First off, how did Asmar Equestrian first come to be?
“Asmar Equestrian started off as a passion brand. I was a rider looking for specific pieces that I couldn’t find so I started designing for myself. I actually continue to be the fit model for every single garment we make, so I’ve literally tried on every piece we’ve ever sold. One of the values that comes out of that is that you’re genuinely connected to your product. You know how it feels and how it performs, and as an activewear brand that’s everything to us.”
What were the driving factors behind your decision to shift online?
“In the equestrian community, because it’s a niche lifestyle market, a large emphasis was placed on our relationship with tack shops. The main challenge with tack shops for us was not being able to showcase Asmar Equestrian in an onbrand way. We are multi-category which is unique for equestrian—we offer men’s apparel, women’s apparel, show apparel, outerwear, and the list goes on—so showcasing our brand properly in a physical retail space proved near impossible.
“We also started to see our margins erode over the years. Our prices kept going up because we had more middlemen to pay in order to get our product into the hands of our customers. And yet it was our customers who had to bear the extra cost with no added value. So it truly was drawing a line in the sand—we had to stop this.”
Were there any particular barriers that you experienced?
“If you’re a brand going direct-to-consumer, you have to be extremely thoughtful around your communication strategy. For us, our challenge was getting clear on our message and also knowing what channels to use. This is something Monday helped us with—they approach it as an all-inclusive communications guide.
“Their objectivity was extremely valuable as they could see things from a different lens. One example is the fact that we’re a female-led company and also work with female-owned factories, but we never really talked about that. They uncovered our authentic proof points, things we truly identify with that aren’t just marketing gimmicks.

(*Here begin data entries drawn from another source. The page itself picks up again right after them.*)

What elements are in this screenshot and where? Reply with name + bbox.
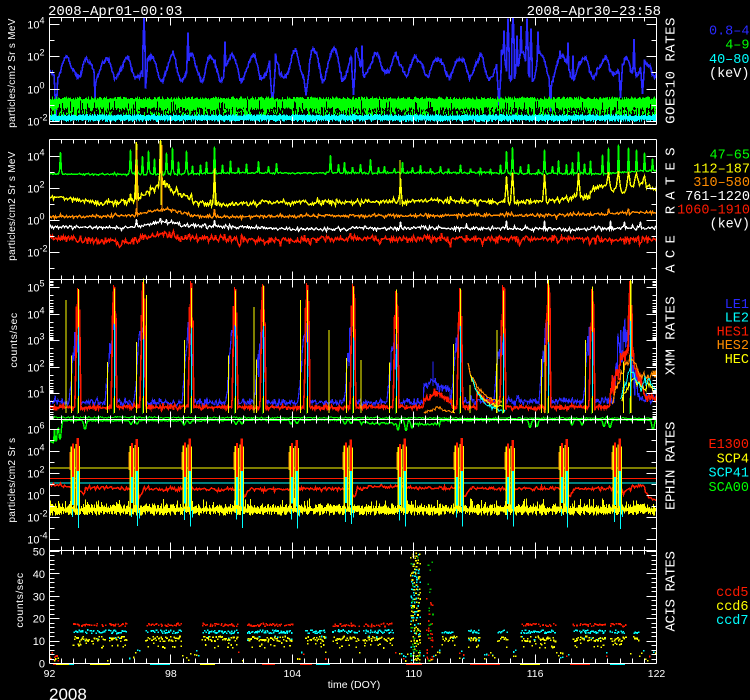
- svg-text:92: 92: [44, 668, 56, 680]
- svg-text:20: 20: [33, 614, 45, 626]
- svg-text:1060–1910: 1060–1910: [677, 204, 750, 219]
- svg-text:30: 30: [33, 591, 45, 603]
- svg-text:10: 10: [27, 20, 39, 32]
- svg-text:10: 10: [27, 85, 39, 97]
- svg-text:time (DOY): time (DOY): [328, 679, 381, 691]
- svg-text:10: 10: [27, 363, 39, 375]
- svg-text:ACIS RATES: ACIS RATES: [664, 551, 680, 631]
- svg-text:10: 10: [27, 152, 39, 164]
- svg-text:122: 122: [648, 668, 666, 680]
- svg-text:2008–Apr30–23:58: 2008–Apr30–23:58: [527, 4, 661, 20]
- svg-text:2: 2: [40, 48, 45, 58]
- svg-text:116: 116: [527, 668, 544, 680]
- svg-text:2008–Apr01–00:03: 2008–Apr01–00:03: [48, 4, 182, 20]
- svg-text:2: 2: [40, 180, 45, 190]
- svg-text:10: 10: [27, 336, 39, 348]
- svg-text:(keV): (keV): [709, 67, 750, 82]
- svg-text:50: 50: [33, 547, 45, 559]
- svg-text:10: 10: [27, 491, 39, 503]
- svg-text:5: 5: [40, 279, 45, 289]
- svg-text:110: 110: [405, 668, 422, 680]
- svg-text:112–187: 112–187: [693, 162, 750, 177]
- svg-text:40–80: 40–80: [709, 53, 750, 68]
- svg-text:10: 10: [27, 389, 39, 401]
- svg-text:particles/cm2 Sr s MeV: particles/cm2 Sr s MeV: [7, 151, 18, 260]
- svg-text:4: 4: [40, 148, 45, 158]
- svg-text:10: 10: [27, 52, 39, 64]
- svg-text:4: 4: [40, 443, 45, 453]
- svg-text:ACE RATES: ACE RATES: [664, 141, 680, 272]
- svg-text:-2: -2: [40, 509, 48, 519]
- svg-text:6: 6: [40, 421, 45, 431]
- svg-text:XMM RATES: XMM RATES: [664, 296, 680, 375]
- svg-text:0.8–4: 0.8–4: [709, 25, 750, 40]
- svg-text:E1300: E1300: [708, 438, 749, 453]
- svg-text:HES1: HES1: [717, 325, 749, 340]
- svg-text:0: 0: [39, 659, 45, 671]
- svg-text:4–9: 4–9: [725, 39, 749, 54]
- svg-text:counts/sec: counts/sec: [8, 312, 20, 367]
- svg-text:10: 10: [33, 636, 45, 648]
- svg-text:SCP4: SCP4: [717, 452, 749, 467]
- svg-text:SCA00: SCA00: [708, 481, 749, 496]
- svg-text:10: 10: [27, 513, 39, 525]
- svg-text:1: 1: [40, 385, 45, 395]
- svg-text:2: 2: [40, 465, 45, 475]
- svg-text:-2: -2: [40, 244, 48, 254]
- svg-text:98: 98: [165, 668, 177, 680]
- svg-text:HEC: HEC: [725, 353, 749, 368]
- svg-text:ccd5: ccd5: [716, 586, 748, 601]
- svg-text:0: 0: [40, 81, 45, 91]
- svg-text:4: 4: [40, 306, 45, 316]
- svg-text:10: 10: [27, 117, 39, 129]
- svg-text:SCP41: SCP41: [708, 467, 749, 482]
- svg-text:0: 0: [40, 212, 45, 222]
- svg-text:10: 10: [27, 184, 39, 196]
- svg-text:GOES10 RATES: GOES10 RATES: [664, 17, 680, 124]
- svg-text:particles/cm2 Sr s MeV: particles/cm2 Sr s MeV: [7, 18, 18, 127]
- svg-text:10: 10: [27, 283, 39, 295]
- svg-text:104: 104: [284, 668, 302, 680]
- svg-text:310–580: 310–580: [693, 176, 750, 191]
- svg-text:LE1: LE1: [725, 298, 749, 313]
- svg-text:2: 2: [40, 359, 45, 369]
- svg-text:47–65: 47–65: [709, 149, 750, 164]
- svg-text:10: 10: [27, 535, 39, 547]
- svg-text:LE2: LE2: [725, 312, 749, 327]
- svg-text:EPHIN RATES: EPHIN RATES: [664, 422, 680, 510]
- svg-text:10: 10: [27, 425, 39, 437]
- svg-text:ccd7: ccd7: [716, 614, 748, 629]
- svg-text:40: 40: [33, 569, 45, 581]
- svg-text:HES2: HES2: [717, 339, 749, 354]
- svg-text:-4: -4: [40, 531, 48, 541]
- svg-text:10: 10: [27, 447, 39, 459]
- svg-text:3: 3: [40, 332, 45, 342]
- svg-text:10: 10: [27, 469, 39, 481]
- svg-text:counts/sec: counts/sec: [14, 572, 26, 627]
- svg-text:4: 4: [40, 16, 45, 26]
- svg-text:10: 10: [27, 248, 39, 260]
- svg-text:10: 10: [27, 310, 39, 322]
- svg-text:particles/cm2 Sr s: particles/cm2 Sr s: [7, 438, 18, 523]
- svg-text:ccd6: ccd6: [716, 600, 748, 615]
- svg-text:-2: -2: [40, 113, 48, 123]
- svg-text:10: 10: [27, 216, 39, 228]
- svg-text:761–1220: 761–1220: [685, 190, 750, 205]
- svg-text:2008: 2008: [49, 685, 87, 700]
- svg-text:0: 0: [40, 487, 45, 497]
- svg-text:(keV): (keV): [709, 218, 750, 233]
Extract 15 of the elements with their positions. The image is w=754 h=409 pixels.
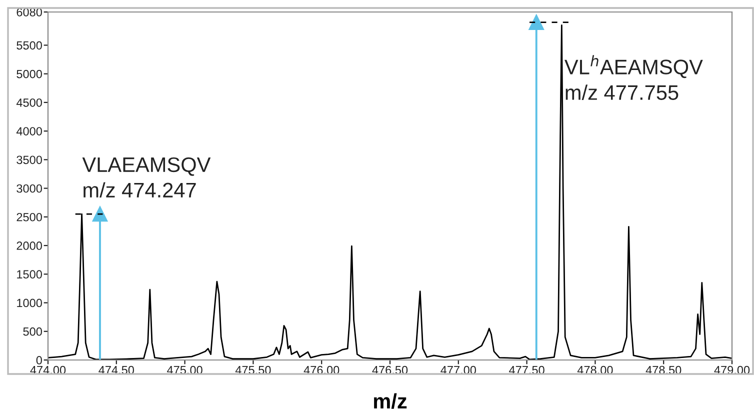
x-axis-title: m/z <box>374 393 407 409</box>
y-tick-label: 0 <box>36 356 42 364</box>
y-tick-label: 2000 <box>16 242 42 250</box>
y-tick-label: 3500 <box>16 156 42 164</box>
y-tick-label: 5000 <box>16 70 42 78</box>
y-tick-label: 1000 <box>17 298 42 308</box>
y-tick-label: 4000 <box>16 127 42 136</box>
y-tick-label: 2500 <box>16 212 42 222</box>
y-tick-label: 4500 <box>16 98 42 107</box>
y-tick-label: 500 <box>23 327 42 336</box>
annotation: VLAEAMSQV m/z 474.247 <box>82 157 211 198</box>
y-tick-label: 3000 <box>16 184 42 193</box>
annotation: VL$^{h}$AEAMSQV m/z 477.755 <box>564 55 703 100</box>
y-tick-label: 1500 <box>17 270 42 279</box>
y-tick-label: 5500 <box>16 41 42 50</box>
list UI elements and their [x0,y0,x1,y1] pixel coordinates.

“They were also able to separate our audience from our wholesale relationships and strategize around how we were going to articulate that message. I don’t think we could have done as good a job as Monday because they could see it from the outside.”
How has COVID affected your business?
“Our industry is heavily driven by events, from amateur all the way to professional events. So equestrian shows are a huge opportunity for us in terms of brand awareness. And then COVID hit which shut everything down and of course impacted the livelihood of trainers and coaches. We made a point to dig deep and launched our COVID Assistance Program which provides trainers and coaches the opportunity to receive industry-high commissions for any sale they’re able to influence—so far over 500 trainers have applied.”
Have you seen your pivot to direct-to-consumer impact your community?
“As a purpose-driven brand in the active, outdoor space—we’re on a mission to become more sustainable in all areas of our business, not just the textiles, but how we do business. And pivoting online has provided us the opportunity to get closer to our customers. Yes, we’re passionate about equestrian and we make clothes, but we’re business leaders at the end of the day, and saw how this shift could positively impact our community.
“We’re also continuing to build our in-house team which is integral as we realize how much more content we need to create. It’s about finding creative ways to continually share your story when you’re speaking direct-to-consumer. We’re also growing our market share internationally and expanding our digital advertising efforts to the UAE and Japan. So the future’s looking bright.”